Antibodies we produce at first will be specific to the virus, but they will not “catch” specifics, but more of a “general knowledge” of the pathogen we are infected with. And to make better antibodies, CD4 T cells will come to the rescue! CD4 T cells will help B cells generate antibodies that are more and more specific to the current viral threat. This is a fascinating process and will be the topic of a future post (subscribe here so you won’t miss it).
And here is where things get really exciting. It turns out that although the epidemic Zika virus isolate was not great at making the CD8 T cells respond, it is very good at inducing those very specific antibodies. All thanks to a larger CD4 T cell and B cell response. (Pardy et al 2022)
A single piece of the puzzle
Wait, wait, wait… so during infection with the epidemic Zika virus isolate, B cells are making better antibodies; shouldn’t this be associated with better, and not worse, symptoms? Good thinking! But it turns out that our immune system is composed of many intricate mechanisms that are all timed to make sure we stay healthy. So, even if one specific piece of the puzzle is working better, it doesn’t mean it will be the end of the story.
Because the epidemic Zika virus isolate interferes with the early detection system of our immune system, it allows for the virus to persist within the host for a more extended period of time. And although this might incidentally lead to a better antibody response at later time points, we are still facing this high virus damage early on. “The virus is pretty much buying itself some extra time”, said Ryan. This allows the virus to spread within us and cause damage before our immune system properly kicks in.

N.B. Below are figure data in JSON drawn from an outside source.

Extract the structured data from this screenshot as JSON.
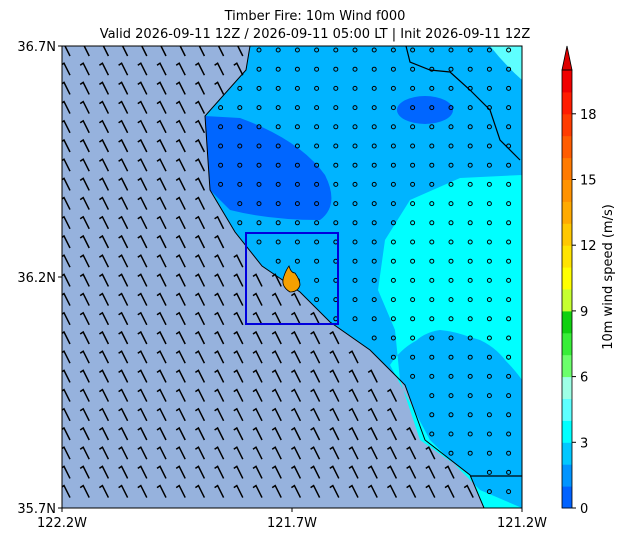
{
  "chart_data": {
    "type": "map",
    "title": "Timber Fire: 10m Wind f000",
    "subtitle": "Valid 2026-09-11 12Z / 2026-09-11 05:00 LT | Init 2026-09-11 12Z",
    "xlim": [
      -122.2,
      -121.2
    ],
    "ylim": [
      35.7,
      36.7
    ],
    "xticks": [
      {
        "value": -122.2,
        "label": "122.2W"
      },
      {
        "value": -121.7,
        "label": "121.7W"
      },
      {
        "value": -121.2,
        "label": "121.2W"
      }
    ],
    "yticks": [
      {
        "value": 35.7,
        "label": "35.7N"
      },
      {
        "value": 36.2,
        "label": "36.2N"
      },
      {
        "value": 36.7,
        "label": "36.7N"
      }
    ],
    "colorbar": {
      "label": "10m wind speed (m/s)",
      "lim": [
        0,
        20
      ],
      "ticks": [
        0,
        3,
        6,
        9,
        12,
        15,
        18
      ],
      "extend": "max",
      "colors": [
        "#0062ff",
        "#0094ff",
        "#00c8ff",
        "#00ffff",
        "#5effff",
        "#9effe6",
        "#6cff6c",
        "#38ee38",
        "#10d010",
        "#c6ff30",
        "#ffff00",
        "#ffe400",
        "#ffc800",
        "#ffaa00",
        "#ff9200",
        "#ff7a00",
        "#ff5c00",
        "#ff3c00",
        "#ff1c00",
        "#f00000"
      ],
      "extend_color": "#dd0000"
    }
  }
}
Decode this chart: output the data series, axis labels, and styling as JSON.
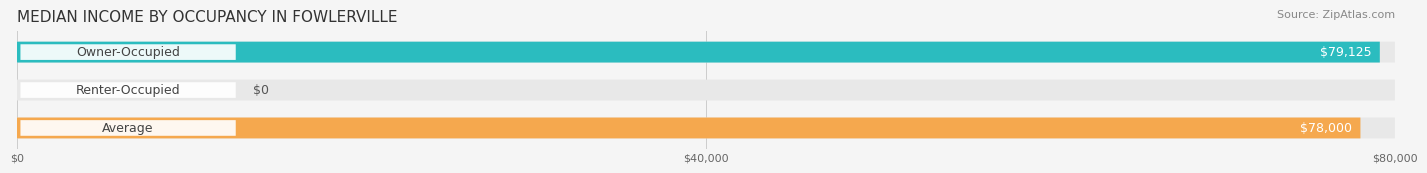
{
  "title": "MEDIAN INCOME BY OCCUPANCY IN FOWLERVILLE",
  "source": "Source: ZipAtlas.com",
  "categories": [
    "Owner-Occupied",
    "Renter-Occupied",
    "Average"
  ],
  "values": [
    79125,
    0,
    78000
  ],
  "bar_colors": [
    "#2bbcbf",
    "#c9a8d4",
    "#f5a84e"
  ],
  "label_colors": [
    "#2bbcbf",
    "#c9a8d4",
    "#f5a84e"
  ],
  "value_labels": [
    "$79,125",
    "$0",
    "$78,000"
  ],
  "xlim": [
    0,
    80000
  ],
  "xticks": [
    0,
    40000,
    80000
  ],
  "xtick_labels": [
    "$0",
    "$40,000",
    "$80,000"
  ],
  "background_color": "#f5f5f5",
  "bar_background_color": "#e8e8e8",
  "title_fontsize": 11,
  "source_fontsize": 8,
  "label_fontsize": 9,
  "value_fontsize": 9
}
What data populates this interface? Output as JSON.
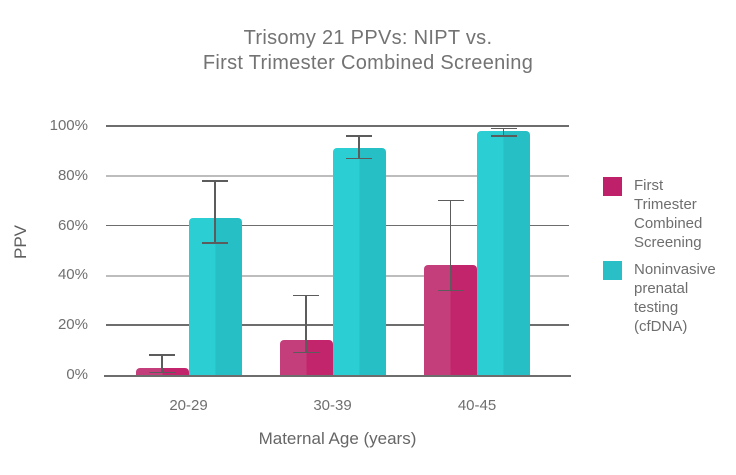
{
  "title": {
    "line1": "Trisomy 21 PPVs: NIPT vs.",
    "line2": "First Trimester Combined Screening"
  },
  "chart_data": {
    "type": "bar",
    "title": "Trisomy 21 PPVs: NIPT vs. First Trimester Combined Screening",
    "categories": [
      "20-29",
      "30-39",
      "40-45"
    ],
    "xlabel": "Maternal Age (years)",
    "ylabel": "PPV",
    "ylim": [
      0,
      100
    ],
    "ytick_values": [
      0,
      20,
      40,
      60,
      80,
      100
    ],
    "ytick_labels": [
      "0%",
      "20%",
      "40%",
      "60%",
      "80%",
      "100%"
    ],
    "grid": true,
    "error_bars": true,
    "legend_position": "right",
    "series": [
      {
        "name": "First Trimester Combined Screening",
        "short_name": "fts",
        "color": "#c2256c",
        "color_light": "#c53e7c",
        "legend_color": "#be2169",
        "values": [
          3,
          14,
          44
        ],
        "error_low": [
          1,
          9,
          34
        ],
        "error_high": [
          8,
          32,
          70
        ]
      },
      {
        "name": "Noninvasive prenatal testing (cfDNA)",
        "short_name": "nipt",
        "color": "#26bfc6",
        "color_light": "#2bced3",
        "legend_color": "#2abfc7",
        "values": [
          63,
          91,
          98
        ],
        "error_low": [
          53,
          87,
          96
        ],
        "error_high": [
          78,
          96,
          99
        ]
      }
    ],
    "colors": {
      "grid_dark": "#6d6d6d",
      "grid_light": "#bdbdbd",
      "axis_line": "#6d6d6d",
      "error_bar": "#5c5c5c",
      "tick_text": "#6f6f6f",
      "title_text": "#737373",
      "background": "#ffffff"
    }
  }
}
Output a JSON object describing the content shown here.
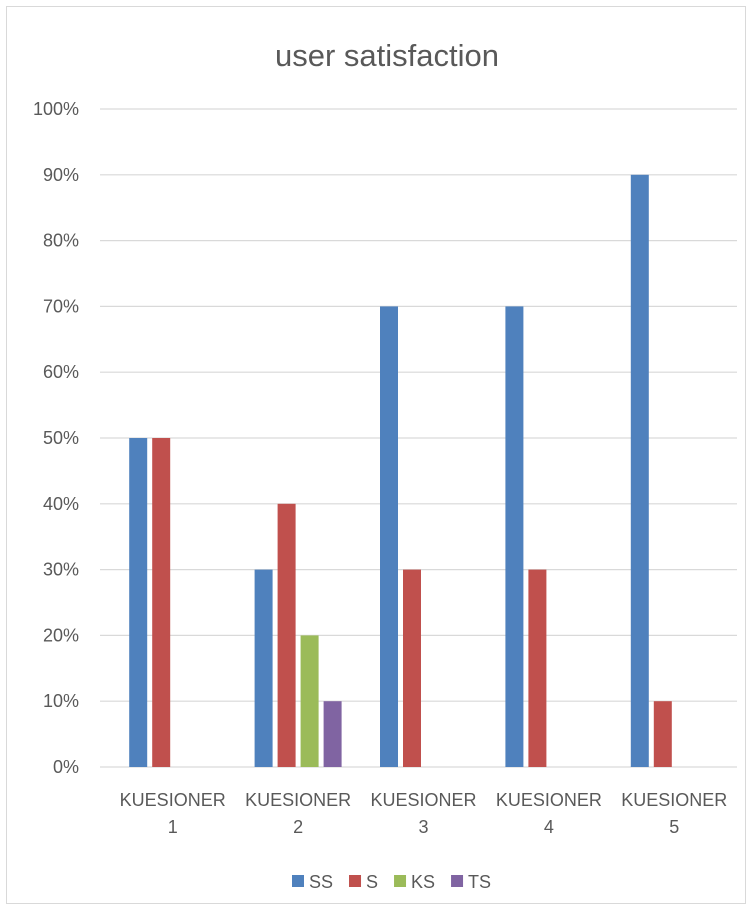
{
  "chart_data": {
    "type": "bar",
    "title": "user satisfaction",
    "xlabel": "",
    "ylabel": "",
    "categories": [
      [
        "KUESIONER",
        "1"
      ],
      [
        "KUESIONER",
        "2"
      ],
      [
        "KUESIONER",
        "3"
      ],
      [
        "KUESIONER",
        "4"
      ],
      [
        "KUESIONER",
        "5"
      ]
    ],
    "series": [
      {
        "name": "SS",
        "color": "#4f81bd",
        "values": [
          50,
          30,
          70,
          70,
          90
        ]
      },
      {
        "name": "S",
        "color": "#c0504d",
        "values": [
          50,
          40,
          30,
          30,
          10
        ]
      },
      {
        "name": "KS",
        "color": "#9bbb59",
        "values": [
          0,
          20,
          0,
          0,
          0
        ]
      },
      {
        "name": "TS",
        "color": "#8064a2",
        "values": [
          0,
          10,
          0,
          0,
          0
        ]
      }
    ],
    "ylim": [
      0,
      100
    ],
    "yticks": [
      "0%",
      "10%",
      "20%",
      "30%",
      "40%",
      "50%",
      "60%",
      "70%",
      "80%",
      "90%",
      "100%"
    ],
    "grid": true,
    "legend": "bottom",
    "gridline_color": "#d9d9d9"
  }
}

Nevertheless, because of the ability to make better antibodies, Ryan explained that patients infected with the epidemic Zika virus would probably be better protected during secondary infection. Once our body knows how to make these great antibodies, it can make it much faster if it ever encounters the same infection a second time.
“It is all about having the right cell at the right place at the right time”, said Ryan. And that is why our immune system is so fascinating! Thank you, Ryan, for sharing your fantastic work with the ImmunoThoughts readers. We can’t wait to hear about all your future scientific discoveries!
Until next time,
Stefanie Valbon
Dr. Ryan Pardy is a postdoctoral fellow at the University of Pennsylvania (Philadelphia, USA) in the laboratory of Dr. Christopher Hunter. Ryan’s interest in infection and immunology started during his BScH in Life Sciences at Queen’s University (Kingston, Canada), and the encouragement he received from his mentors motivated him to pursue graduate school. During his PhD training with Dr. Martin Richer at McGill University (Montreal, Canada), Ryan’s work contributed to our understanding of the foundations of protective immunity to a novel viral pathogen (Zika virus) and the basis for its enhanced infectivity and pathogenesis. During his postdoctoral fellowship, Ryan seeks to better understand how cytokines influence enteric immunity during infection with the parasite Cryptosporidium. Ryan aspires to establish his own laboratory studying cytokine biology during infection, but will follow the data wherever it takes him.